The Shift From Encryption to Extortion

Groups associated with social-engineering-heavy campaigns have increasingly favored data theft and extortion over traditional encryption-based ransomware. The logic is straightforward. If you can access cloud data directly and extract it quickly, encryption becomes optional. The leverage comes from exposure risk, not operational downtime.

This is why the “drive-by” label fits.

Traditional ransomware campaigns involve dwell time. Attackers explore, escalate, and entrench themselves before detonating. In contrast, the drive-by model is transactional. Compromise an identity, extract what is accessible, and demand payment. Persistent access isn’t required.

The speed is the strategy.

What Actually Determines the Outcome

In both scenarios, the SOC successfully evicted the attacker within an hour of detection, and that matters. Rapid response prevented persistence and limited the blast radius. But the amount of data lost was determined by factors other than data loss: identity resilience and privilege design.
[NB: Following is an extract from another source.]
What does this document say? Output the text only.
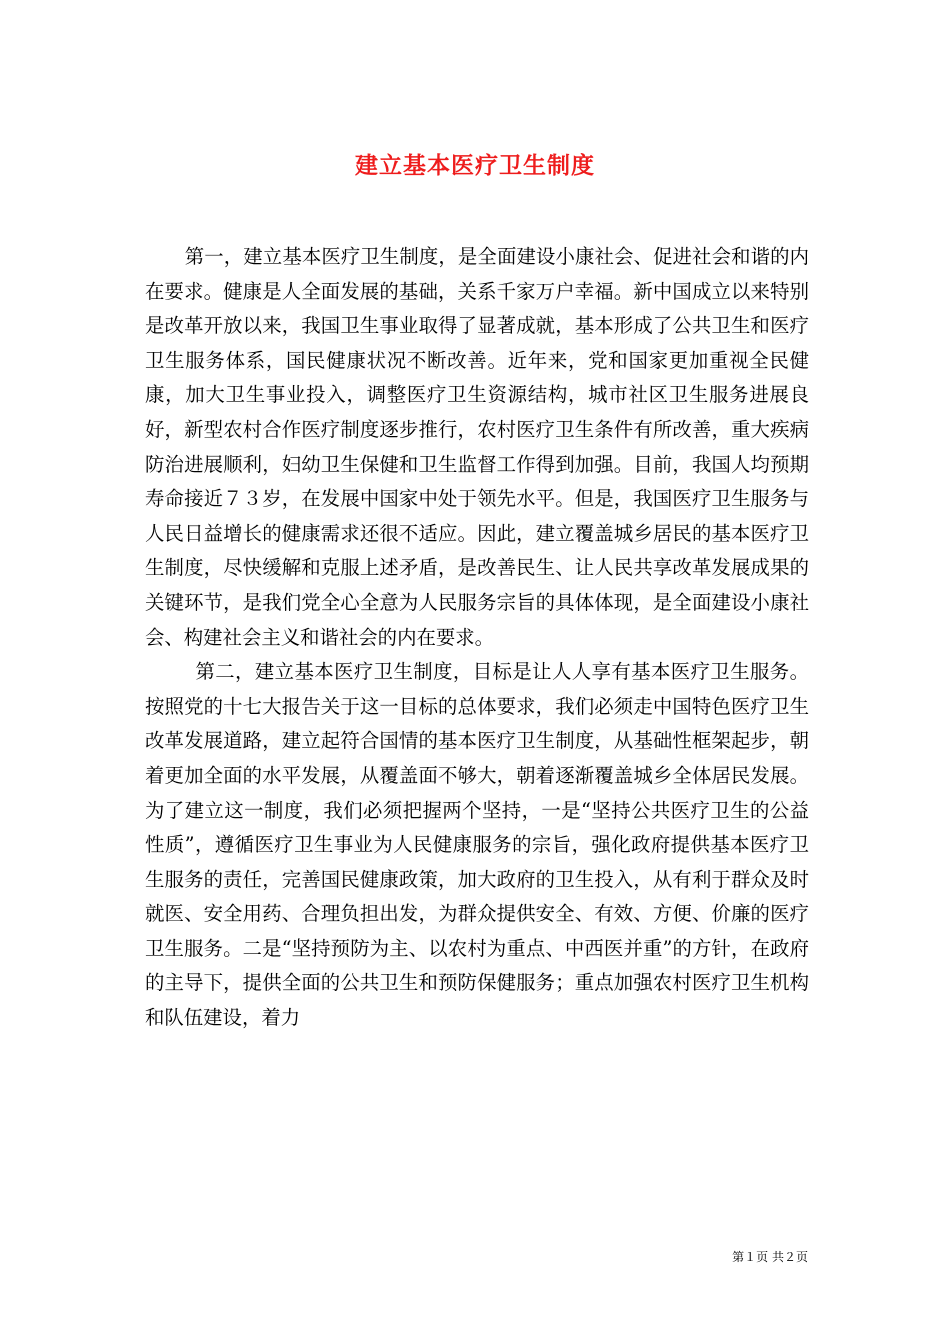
建立基本医疗卫生制度

第一，建立基本医疗卫生制度，是全面建设小康社会、促进社会和谐的内在要求。健康是人全面发展的基础，关系千家万户幸福。新中国成立以来特别是改革开放以来，我国卫生事业取得了显著成就，基本形成了公共卫生和医疗卫生服务体系，国民健康状况不断改善。近年来，党和国家更加重视全民健康，加大卫生事业投入，调整医疗卫生资源结构，城市社区卫生服务进展良好，新型农村合作医疗制度逐步推行，农村医疗卫生条件有所改善，重大疾病防治进展顺利，妇幼卫生保健和卫生监督工作得到加强。目前，我国人均预期寿命接近７３岁，在发展中国家中处于领先水平。但是，我国医疗卫生服务与人民日益增长的健康需求还很不适应。因此，建立覆盖城乡居民的基本医疗卫生制度，尽快缓解和克服上述矛盾，是改善民生、让人民共享改革发展成果的关键环节，是我们党全心全意为人民服务宗旨的具体体现，是全面建设小康社会、构建社会主义和谐社会的内在要求。

第二，建立基本医疗卫生制度，目标是让人人享有基本医疗卫生服务。按照党的十七大报告关于这一目标的总体要求，我们必须走中国特色医疗卫生改革发展道路，建立起符合国情的基本医疗卫生制度，从基础性框架起步，朝着更加全面的水平发展，从覆盖面不够大，朝着逐渐覆盖城乡全体居民发展。为了建立这一制度，我们必须把握两个坚持，一是“坚持公共医疗卫生的公益性质”，遵循医疗卫生事业为人民健康服务的宗旨，强化政府提供基本医疗卫生服务的责任，完善国民健康政策，加大政府的卫生投入，从有利于群众及时就医、安全用药、合理负担出发，为群众提供安全、有效、方便、价廉的医疗卫生服务。二是“坚持预防为主、以农村为重点、中西医并重”的方针，在政府的主导下，提供全面的公共卫生和预防保健服务；重点加强农村医疗卫生机构和队伍建设，着力

第１页 共２页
If MFA had been phishing-resistant rather than push-based, the initial social engineering call might have failed. If help desk procedures required hardware-backed verification before factor resets, the attacker’s window would have narrowed. If the employee’s SaaS permissions were tightly scoped and regularly reviewed, the exfiltration volume would have been smaller. If behavioral analytics had been tuned more aggressively to detect bulk exports and anomalous API usage, detection could have occurred earlier in the timeline.

Real-world campaigns show that adversaries are optimizing for exactly these seams, help desk workflows, MFA fatigue, OAuth authorization prompts, and over-provisioned SaaS roles. They are not relying on novel exploits. They are exploiting trust, speed, and architectural centralization of data in cloud platforms.

The uncomfortable conclusion is that the perimeter now sits at the identity layer, and identity compromise can translate into monetizable leverage in minutes.

Drive-by ransomware is not noisy. It is not cinematic. It is a phone call, a login, an export, and an email.

And in a SaaS-dominated enterprise, that is often all a threat actor requires.